Selective arterial embolization was performed on suspected arteries providing a vascular supply to the central hepatic tumor. The vessels were embolized with 300-500 micron embospheres.

The embolization was performed on 4 branches off the replaced right hepatic artery and an artery to segment 4 originating from the gastrohepatic trunk. A large communicating branch between the gastroduodenal artery and intrahepatic vessels was coil embolized to prevent nontarget embolization. Minimal vascular supply to the lesion was identified from the gastroduodenal and left hepatic artery and no supply was identified from the right gastric artery.

The embolization was assessed using postembolization angiography showing significantly reduced tumor vascularity.

The patient returned for a CT scan 1-month postprocedure to evaluate tumoral response. After receiving the bland embolization, the large central liver mass decreased from a density of 45 Hounsfield units to a smaller mass measuring 15 Hounsfield units with a core of necrosis. Enhancing tissue is identified along both the anterolateral and posterior aspect of the mass surrounding the necrotic remnant of the treated tumor (Fig. 3). The enhancement pattern is similar to the tumor pretreatment likely indicating the remnant viable tissue is adenomatous likely supplied by extrahepatic vessels. Overall the bland embolization of the HA was successful in reducing the mass to 10-15% of viable remnant tissue volume after treatment.

Fig. 3

Magnetic imaging before treatment via embolization (A) and 1 month after treatment (B). Compared to the initial MRI, the post-treatment shows an overall reduction in size of the lesion in addition to a central necrotic core.

Discussion

The article presented illustrates the elected management of an asymptomatic, massive HA. AE was selected as an initial treatment strategy due to the central location of the mass in close proximity to important vasculature. This location meant surgical resection would not be an initial option. The embolization was successful on follow up CT, both reducing the size and density of the HA.

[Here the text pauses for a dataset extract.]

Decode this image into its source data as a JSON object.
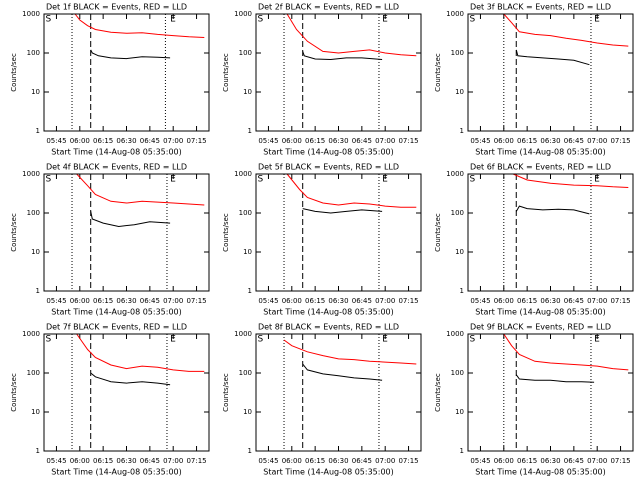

Due to the increasing use of diagnostic imaging and use of birth control by females of reproductive age, more benign liver masses, including HAs, are being diagnosed in the United States [9]. Surgical resection is not an option for many of these lesions due to the complex anatomy of the liver. This makes the evaluation of other treatment options such as AE of absolute importance. Additionally, while the low morbidity (9%) and minimal mortality of a minor liver resection seem favorable, individual patient presentations including comorbid conditions and surgical complications such as prolonged surgery time and incomplete resections can increase unfavorable outcomes [10]. Using AE as an approach to minimize surgical complications by making the tumor more approachable would be a useful tool for physicians when providing initial evaluation of an HA. Complications associated with AE are reported at 8% and include postembolization syndrome and temporary renal failure [5]. A major liver resection has an associated complication rate up to 43%, mostly due to postoperative hepatic dysfunction [11]. This discrepancy in complication rates makes the consideration of AE crucial since the AE approach to small lesions can lead to complete resolution and the avoidance of liver surgery in entirety [5]. As a result of the reduction in size due to the AE performed in this case study, the patient underwent a successful resection 9 months following the initial treatment.

In conclusion, AE is an indicated initial treatment for large adenomas in cases where surgical resection is not an option or as a perioperative tool to improve the surgical approach. In this case, the treatment resulted in a reduction in density and size of the HA. This case presents support for a conservative initial approach in the management of large hepatic adenomas that are not initial candidates for resection. The treatment has been shown to reduce the size of HA which could provide the patient the option of having a surgical resection in the future. The conclusions provided by the study should be validated with a larger, comparative study.